By November 2016, Decade began experiencing liquidity issues and was unable to service the Loan or pay its employees. (A258–A259 ¶¶ 111-15). On September 12, 2017, 23 Capital filed suit against Decade, Aden, James, and the Goodwins in the United States District Court for the Southern District of New York to try and collect the amounts owed under the Loan. See XXIII Capital Limited v. Decade S.A.C., LLC, et al., No. 1:17-cv-06910-GHW (“the SDNY Action”). In the SDNY Action, 23 Capital asserted that, as of June 29, 2018, the outstanding obligations under the Loan totaled no less than $25,813,306.85 and obtained a judgment in that amount against Aden and James. (See id.). On July 16, 2018, Decade, S.A.C., LLC filed a voluntary petition for relief under chapter 7 of the Bankruptcy Code. On August 28, 2018, the Bankruptcy Court appointed the Trustee.

B. The Stipulation and Retention Order On October 15, 2018, the Trustee filed motions seeking approval of the Stipulation that settled 23 Capital’s and the Debtors’ claims against each other by granting 23 Capital – the Debtors’ senior secured creditor – an allowed, secured claim of $25 million in each of the Debtors’ cases and released all claims the Debtors had against 23 Capital, including claims asserted in the SDNY Action. (A40–A52). In exchange, 23 Capital agreed that it would fund the Trustee’s investigation and prosecution of claims (“the Claims”), would partially waive its lien on the Claims and their proceeds by sharing any recovery with the Debtors’ Estates from the first dollar received, and would make a non-refundable advance payment to the Estates of $75,000 on account of those recoveries. (A40-A52). The Stipulation also provided for the retention of Troutman Sanders LLP (“Troutman”) (i.e., 23 Capital’s attorneys in the SDNY Action) and Ashby & Geddes, P.A. (“Ashby”) (together, “Special Counsel”) to pursue the Claims on behalf of the Estates. Consistent with the terms of the Stipulation, on October 15, 2018, the Trustee filed an employment application, seeking an order authorizing the retention and employment of Special

Counsel to the Trustee for the “limited purpose of investigating, prosecuting, and settling the Claims . . .” (A47 ¶ 16). The Goodwins objected to the Stipulation and Employment Application, primarily on the ground that Troutman had an actual conflict-of-interest in simultaneously representing 23 Capital in the SDNY Action and the Trustee as Special Counsel. (A53–A72; A100–A111 at 15:18–26:25; A216).

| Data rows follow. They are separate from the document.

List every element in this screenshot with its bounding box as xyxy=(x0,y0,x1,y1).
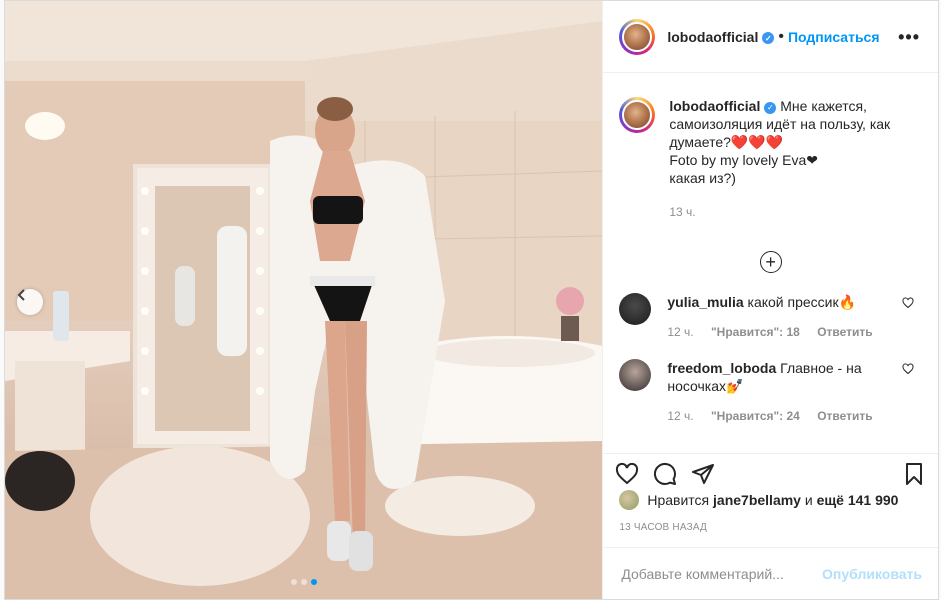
post-details-panel: lobodaofficial ✓ • Подписаться ••• loboda… xyxy=(602,1,938,599)
verified-badge-icon: ✓ xyxy=(762,32,775,44)
carousel-dot xyxy=(300,579,307,585)
comment-reply-button[interactable]: Ответить xyxy=(817,325,872,339)
comment-time[interactable]: 12 ч. xyxy=(667,325,693,339)
post-card: lobodaofficial ✓ • Подписаться ••• loboda… xyxy=(4,0,939,600)
like-heart-icon[interactable] xyxy=(615,462,639,486)
likes-user-link[interactable]: jane7bellamy xyxy=(713,492,801,508)
follow-button[interactable]: Подписаться xyxy=(788,29,880,45)
caption-text-line3: какая из?) xyxy=(669,170,736,186)
comment-bubble-icon[interactable] xyxy=(653,462,677,486)
comment-input[interactable] xyxy=(619,564,823,583)
caption-username[interactable]: lobodaofficial xyxy=(669,98,760,114)
comment-time[interactable]: 12 ч. xyxy=(667,409,693,423)
more-options-icon[interactable]: ••• xyxy=(898,27,920,48)
commenter-avatar[interactable] xyxy=(619,359,652,391)
author-avatar[interactable] xyxy=(619,18,656,55)
comment-heart-icon[interactable] xyxy=(902,363,914,375)
comment-likes[interactable]: "Нравится": 24 xyxy=(711,409,800,423)
comment-text: какой прессик🔥 xyxy=(747,294,857,310)
comment-username[interactable]: yulia_mulia xyxy=(667,294,743,310)
comment-item: yulia_mulia какой прессик🔥 12 ч. "Нравит… xyxy=(603,293,938,341)
post-photo[interactable] xyxy=(5,1,603,599)
caption-text-line2: Foto by my lovely Eva❤ xyxy=(669,152,819,168)
separator-dot: • xyxy=(778,27,784,45)
comment-heart-icon[interactable] xyxy=(902,297,914,309)
author-username[interactable]: lobodaofficial ✓ xyxy=(667,29,775,45)
post-timestamp[interactable]: 13 ЧАСОВ НАЗАД xyxy=(619,522,707,533)
post-caption: lobodaofficial ✓ Мне кажется, самоизоляци… xyxy=(603,73,938,221)
load-more-comments-button[interactable]: + xyxy=(759,251,782,273)
bookmark-icon[interactable] xyxy=(902,462,926,486)
comment-username[interactable]: freedom_loboda xyxy=(667,360,776,376)
commenter-avatar[interactable] xyxy=(619,293,652,325)
bathroom-photo-illustration xyxy=(5,1,603,599)
liker-avatar[interactable] xyxy=(619,490,640,510)
share-paper-plane-icon[interactable] xyxy=(691,462,715,486)
caption-author-avatar[interactable] xyxy=(619,97,656,133)
chevron-left-icon xyxy=(17,289,25,301)
likes-summary: Нравится jane7bellamy и ещё 141 990 xyxy=(619,490,922,510)
comment-likes[interactable]: "Нравится": 18 xyxy=(711,325,800,339)
comment-item: freedom_loboda Главное - на носочках💅 12… xyxy=(603,359,938,425)
carousel-dot-active xyxy=(310,579,317,585)
comments-section: lobodaofficial ✓ Мне кажется, самоизоляци… xyxy=(603,73,938,448)
caption-time[interactable]: 13 ч. xyxy=(669,205,695,219)
carousel-prev-button[interactable] xyxy=(17,289,43,315)
publish-button[interactable]: Опубликовать xyxy=(822,566,922,582)
plus-icon: + xyxy=(765,251,776,272)
likes-and: и xyxy=(804,492,813,508)
post-action-bar xyxy=(603,453,938,494)
likes-prefix: Нравится xyxy=(647,492,710,508)
likes-count-link[interactable]: ещё 141 990 xyxy=(817,492,899,508)
verified-badge-icon: ✓ xyxy=(764,102,777,114)
carousel-indicator xyxy=(5,579,602,585)
post-header: lobodaofficial ✓ • Подписаться ••• xyxy=(603,1,938,73)
carousel-dot xyxy=(290,579,297,585)
add-comment-bar: Опубликовать xyxy=(603,547,938,599)
comment-reply-button[interactable]: Ответить xyxy=(817,409,872,423)
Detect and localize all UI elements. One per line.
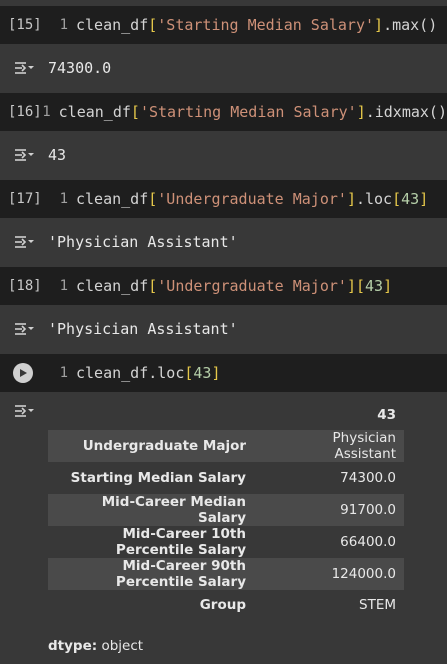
output-toggle-icon[interactable]	[0, 402, 48, 420]
dtype-line: dtype: object	[48, 638, 143, 654]
table-row: Mid-Career 10th Percentile Salary 66400.…	[48, 526, 404, 558]
row-value: 66400.0	[340, 533, 396, 550]
series-table: 43 Undergraduate Major Physician Assista…	[48, 400, 404, 621]
code-cell-17[interactable]: [17] 1 clean_df['Undergraduate Major'].l…	[0, 180, 447, 218]
dtype-label: dtype:	[48, 638, 98, 654]
output-text: 'Physician Assistant'	[48, 232, 238, 251]
table-row: Mid-Career 90th Percentile Salary 124000…	[48, 557, 404, 590]
line-number: 1	[42, 104, 51, 120]
row-label: Starting Median Salary	[70, 469, 246, 486]
output-area-17: 'Physician Assistant'	[0, 218, 447, 265]
line-number: 1	[59, 278, 68, 294]
execution-count: [17]	[8, 191, 42, 207]
code-cell-18[interactable]: [18] 1 clean_df['Undergraduate Major'][4…	[0, 267, 447, 305]
output-text: 'Physician Assistant'	[48, 319, 238, 338]
code-cell-15[interactable]: [15] 1 clean_df['Starting Median Salary'…	[0, 6, 447, 44]
output-text: 74300.0	[48, 58, 112, 77]
execution-count: [16]	[8, 104, 42, 120]
output-area-18: 'Physician Assistant'	[0, 305, 447, 352]
output-toggle-icon[interactable]	[0, 59, 48, 77]
table-row: Starting Median Salary 74300.0	[48, 462, 404, 494]
execution-count: [15]	[8, 17, 42, 33]
line-number: 1	[59, 365, 68, 381]
row-value: 124000.0	[331, 565, 396, 582]
table-row: Group STEM	[48, 590, 404, 622]
code-line[interactable]: clean_df['Starting Median Salary'].max()	[76, 16, 437, 34]
table-header-row: 43	[48, 400, 404, 430]
code-line[interactable]: clean_df['Undergraduate Major'].loc[43]	[76, 190, 428, 208]
output-toggle-icon[interactable]	[0, 233, 48, 251]
row-label: Mid-Career 10th Percentile Salary	[115, 525, 246, 558]
row-value: 91700.0	[340, 501, 396, 518]
row-value: Physician Assistant	[332, 430, 396, 462]
output-area-15: 74300.0	[0, 44, 447, 91]
row-label: Undergraduate Major	[82, 438, 246, 454]
code-line[interactable]: clean_df.loc[43]	[76, 364, 221, 382]
code-line[interactable]: clean_df['Starting Median Salary'].idxma…	[59, 103, 447, 121]
output-area-16: 43	[0, 131, 447, 178]
output-toggle-icon[interactable]	[0, 146, 48, 164]
line-number: 1	[59, 191, 68, 207]
code-line[interactable]: clean_df['Undergraduate Major'][43]	[76, 277, 392, 295]
table-row: Undergraduate Major Physician Assistant	[48, 430, 404, 462]
row-label: Mid-Career Median Salary	[101, 493, 246, 526]
code-cell-current[interactable]: 1 clean_df.loc[43]	[0, 354, 447, 392]
row-label: Group	[199, 597, 246, 614]
output-text: 43	[48, 145, 67, 164]
table-row: Mid-Career Median Salary 91700.0	[48, 493, 404, 526]
column-header: 43	[377, 407, 396, 423]
row-label: Mid-Career 90th Percentile Salary	[115, 557, 246, 590]
output-toggle-icon[interactable]	[0, 320, 48, 338]
code-cell-16[interactable]: [16] 1 clean_df['Starting Median Salary'…	[0, 93, 447, 131]
row-value: STEM	[359, 597, 396, 614]
dtype-value: object	[101, 638, 144, 654]
output-area-current	[0, 392, 48, 430]
execution-count: [18]	[8, 278, 42, 294]
line-number: 1	[59, 17, 68, 33]
run-play-icon[interactable]	[13, 363, 33, 383]
row-value: 74300.0	[340, 469, 396, 486]
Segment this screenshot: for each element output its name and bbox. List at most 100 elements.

The United States Trustee did not object to Special Counsel’s retention, nor did any creditor other than the Goodwins. (A215). On November 5, 2018, the Bankruptcy Court held a hearing on the Stipulation and Employment Application. (A86-A125). Counsel for the Trustee explained: The settlement is the result of extensive negotiation and reflects the exercise of the Trustee’s business judgment. It allows the estates to pursue expensive and uncertain litigation, risk free, and provides administrative solvency and a potential for out-of-the-money unsecured creditors to receive a distribution.

The interest[s] of the Trustee and 23 Capital are completely aligned here for a limited purpose upon which special counsel was being retained. The Trustee has investigated 23 Capital, through independent counsel, and special counsel has had absolutely no role in that investigation. As a result of that investigation, the Trustee is determined to release 23 Capital. And retain special counsel solely to investigate and litigate claims against other third-parties.

(A92 at 7:8-13; A98–A99 at 13:22-14:6). The Bankruptcy Court agreed with the Trustee. (A120 at 35:14-24; A122 at 37:8-23). The Bankruptcy Court entered the Stipulation Order (A73–A85) and Retention Order (A126–A128) on November 5, 2018, and November 13, 2018, respectively.